I've Loved Every Apple Product Since The PowerMac — Except The iPad

ipad iphone macbook pro

Photo: Larissa Herbst / Flickr

OK, I admit it. I am an Apple fanboy.I bought my first PowerMac back in the late 1990s, and never looked back. Since then, mostly for business purposes, I have owned Powerbooks, MacBook Pros, another PowerMac, MacBook Airs, iPods, iPhones, Mighty Mouses (or is it mice??), Apple TVs, and recently, multiple iPads.

Employees at the Apple store smile when I walk in, for they must see that I have “impulse buyer” written all over my face. Several years back, after one particularly hefty purchase at the store in D.C., I was even rewarded with one of the black genius bar t-shirts.

I suppose they felt sorry for me after dropping so much coin, but with the coveted t-shirt in hand I knew that I had arrived as an Apple aficionado.

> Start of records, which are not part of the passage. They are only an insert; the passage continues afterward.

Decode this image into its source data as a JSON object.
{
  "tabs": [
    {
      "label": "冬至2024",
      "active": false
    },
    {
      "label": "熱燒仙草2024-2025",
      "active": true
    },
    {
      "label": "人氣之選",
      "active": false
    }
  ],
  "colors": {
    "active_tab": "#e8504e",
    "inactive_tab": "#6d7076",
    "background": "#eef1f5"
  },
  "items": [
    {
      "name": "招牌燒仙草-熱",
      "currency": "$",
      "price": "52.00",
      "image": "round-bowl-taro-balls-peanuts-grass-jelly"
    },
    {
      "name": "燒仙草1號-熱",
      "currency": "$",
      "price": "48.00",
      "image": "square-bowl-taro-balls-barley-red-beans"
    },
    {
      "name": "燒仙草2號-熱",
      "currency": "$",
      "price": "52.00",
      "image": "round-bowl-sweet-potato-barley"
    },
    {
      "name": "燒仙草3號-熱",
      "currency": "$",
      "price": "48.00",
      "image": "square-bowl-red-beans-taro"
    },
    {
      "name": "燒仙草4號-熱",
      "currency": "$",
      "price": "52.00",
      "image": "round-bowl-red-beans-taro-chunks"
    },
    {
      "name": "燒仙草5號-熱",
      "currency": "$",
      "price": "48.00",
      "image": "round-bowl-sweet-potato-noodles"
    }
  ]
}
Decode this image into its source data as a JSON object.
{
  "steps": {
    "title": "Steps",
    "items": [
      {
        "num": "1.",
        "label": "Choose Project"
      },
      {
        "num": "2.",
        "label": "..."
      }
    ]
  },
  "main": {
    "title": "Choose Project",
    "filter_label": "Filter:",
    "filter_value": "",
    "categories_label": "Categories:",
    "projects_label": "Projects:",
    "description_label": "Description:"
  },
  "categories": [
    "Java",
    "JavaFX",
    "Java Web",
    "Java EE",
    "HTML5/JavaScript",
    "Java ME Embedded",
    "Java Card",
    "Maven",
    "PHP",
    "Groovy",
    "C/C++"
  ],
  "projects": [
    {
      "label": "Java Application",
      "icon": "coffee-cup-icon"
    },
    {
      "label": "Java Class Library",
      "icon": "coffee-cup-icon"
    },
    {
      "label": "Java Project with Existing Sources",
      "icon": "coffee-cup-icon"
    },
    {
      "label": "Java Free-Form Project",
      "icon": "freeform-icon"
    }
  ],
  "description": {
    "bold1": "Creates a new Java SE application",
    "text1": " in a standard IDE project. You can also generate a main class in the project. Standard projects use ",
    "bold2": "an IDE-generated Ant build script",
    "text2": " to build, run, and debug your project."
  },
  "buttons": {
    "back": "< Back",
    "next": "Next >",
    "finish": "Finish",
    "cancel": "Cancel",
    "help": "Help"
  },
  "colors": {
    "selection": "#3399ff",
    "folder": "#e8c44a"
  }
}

For the most part, my experience with Apple has been wonderful. The Mac computers are unbeatable, and the iPhone is a near perfect device (yes, even the iPhone 4).

There is something about the feel and functionality of all the Apple gadgets that lets me instantly recognise how they will improve the way I work. That just hasn’t been the case with the iPad.

First, let me say that I REALLY wanted an iPad before they came out. When Steve Jobs demonstrated the svelte slab of computer wizardry during his keynote speech in January 2010, I couldn’t wait.

Several months later, I was one of the uber-geeks standing outside the local Best Buy waiting impatiently for the store to open up. I scored one of the 32GB Wi-Fi models that day and took it home with great anticipation.

I knew it was going to be technological bliss. After two weeks of downloading apps, however, I was left with a feeling of emptiness and loss.

What was it that I was supposed to be able to do with this that I couldn’t with my iPhone? Oh yes, it’s the screen. Yes the screen. It’s bigger. Ahh. But does a bigger screen really justify the expense and hassle of carrying another device?

Well, I could read books with it. Yes, that’s pretty cool, but I didn’t feel comfortable taking it out on the beach where I do most of my reading. But it’s a great presentation tool for business.

Yes, Keynote is pretty cool, but it lacks functionality on the iPad, and without the adaptor and a projector, the screen is just too small to do anything except a one-on-one briefing.

So, realising that I purchased the iPad for business, I came to the conclusion that what I really needed was a Wi-Fi/3G model. I promptly sold the 32GB Wi-Fi on eBay for a nice $120 profit and ordered a 32GB Wi-Fi/3G model the same day. I just knew that the added mobility offered by the 3G service would really change things and bring me to mobile nirvana. It had to.

Four weeks later, I was left with the same confused feeling that I had with the Wi-Fi model. Just why in the hell did I need an iPad? One week later, I had made another eBay sale, this time racking up a nice $300 profit. I was done.

It’s been over a year though, and I find myself slipping by the Apple kiosk at the very same Best Buy where I purchased the first model, eyeballing the iPad 2. Sadly, perhaps pathetically, I am seriously thinking about buying another one. This time, however, I am going in to the relationship with my eyes wide open.

No more lies, deceptions, or false promises. I think I now know what the iPad is, at least for me, and what it will eventually become. In simple terms, it’s an entertainment device, and at this stage, despite the plethora of productivity apps that have come out since it was first released, not much more.

It has huge potential as a tool for marketers and sales professionals, but only in specific circumstances. I will not be downloading a ton of apps like I do with my iPhone, simply because the iPad’s killer app isn’t an “app” at all; it’s the device’s portability and connectivity.

Someday, someone might write applications that will transform the iPad into a killer business tool. For me, it would be a mobile version of Adobe’s Creative Suite but that probably won’t happen soon. Writing a long business report is out, and creating Keynote presentations on an iPad from scratch will almost never happen in my world.

As far as Numbers goes, I am sorry but it just can’t compete with Excel. That said, for now, I think I am OK with the iPad being a good eReader, a great machine for watching video and sharing pictures, and a pretty good device for sending and receiving email, and surfing the web. The remote desktop apps are handy, and the new Facebook app looks really cool.

So, in the end, like a parent who becomes disappointed with a child’s errant behaviour, I still think the iPad and I will have a bright future together, now that we each know what the other can put into the relationship. If it doesn’t work out, well, there’s always eBay.